Sejumlah orang tua murid SMA 19 Makassar mengungkapkan keberatan mereka terhadap permintaan iuran sekolah yang dinilai memberatkan.
Kasus dugaan pungli di SMA 19 Makassar ini menimbulkan reaksi keras dari berbagai kalangan dan memicu diskusi mengenai transparansi dalam penggunaan dana pendidikan.
Seorang wali murid berinisial S (40 tahun) menjadi salah satu yang bersuara mengenai dugaan pungli tersebut.
S mengungkapkan bahwa pihak sekolah meminta iuran sebesar Rp 100 ribu hingga Rp 200 ribu, dengan jumlah terendah Rp 35 ribu.
Uang tersebut disebut-sebut untuk pengadaan CCTV dan WiFi di sekolah.

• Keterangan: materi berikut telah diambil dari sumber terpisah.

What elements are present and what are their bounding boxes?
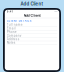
button[interactable]: Phone — [5, 30, 59, 34]
button[interactable]: Email — [5, 27, 59, 30]
staticText: Add Client — [24, 14, 40, 18]
button[interactable]: Company — [5, 34, 59, 38]
staticText: ••• — [54, 10, 57, 13]
staticText: Full name — [7, 23, 23, 26]
staticText: Add Client — [20, 1, 44, 7]
button[interactable]: Full name — [5, 23, 59, 27]
button[interactable]: Notes — [5, 41, 59, 45]
staticText: Notes — [7, 41, 16, 44]
staticText: CLIENT DETAILS — [7, 19, 32, 22]
staticText: Email — [7, 27, 16, 30]
staticText: Address — [7, 37, 20, 41]
button[interactable]: Address — [5, 38, 59, 41]
staticText: 9:41 — [7, 10, 13, 13]
staticText: Phone — [7, 30, 17, 34]
staticText: Company — [7, 34, 22, 37]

“Kata gurunya itu uang untuk pengadaan CCTV dan WiFi di sekolah,” ujar S, dikutip pada Kamis, 1 Juli 2024.
Selain itu, S menambahkan bahwa murid-murid juga dibebankan iuran tambahan sebesar Rp 5 ribu per kepala.
Dengan jumlah murid di SMA 19 Makassar mencapai 600 orang, iuran ini menghasilkan total pungutan yang signifikan.
“Secara keseluruhan murid di SMA 19 berjumlah 600 orang, jika dikalikan per kepala Rp 5 ribu totalnya Rp 3 juta. Jadi ini sekolah indikasi pungli,” tambah S.
S merasa keberatan karena setiap sekolah seharusnya mendapatkan dana Bantuan Operasional Sekolah (BOS) yang mencakup kebutuhan seperti pengadaan CCTV dan WiFi.
Iuran tambahan ini dirasa tidak seharusnya dibebankan kepada murid.
Menanggapi tuduhan tersebut, Kepala Sekolah SMA 19 Makassar, Mohammad Ahyar, membantah adanya praktik pungli di sekolahnya.
Ia menjelaskan bahwa informasi yang beredar di masyarakat tidak akurat dan menegaskan bahwa sekolah hanya meminta sumbangan sukarela dari orang tua murid.
“Kami memang membutuhkan CCTV dan WiFi di sekolah karena sering terjadi pencurian dan kekerasan. Oleh karena itu, kami mengadakan rapat bersama wali kelas dan orang tua murid untuk membahas pengadaan CCTV,” jelas Ahyar.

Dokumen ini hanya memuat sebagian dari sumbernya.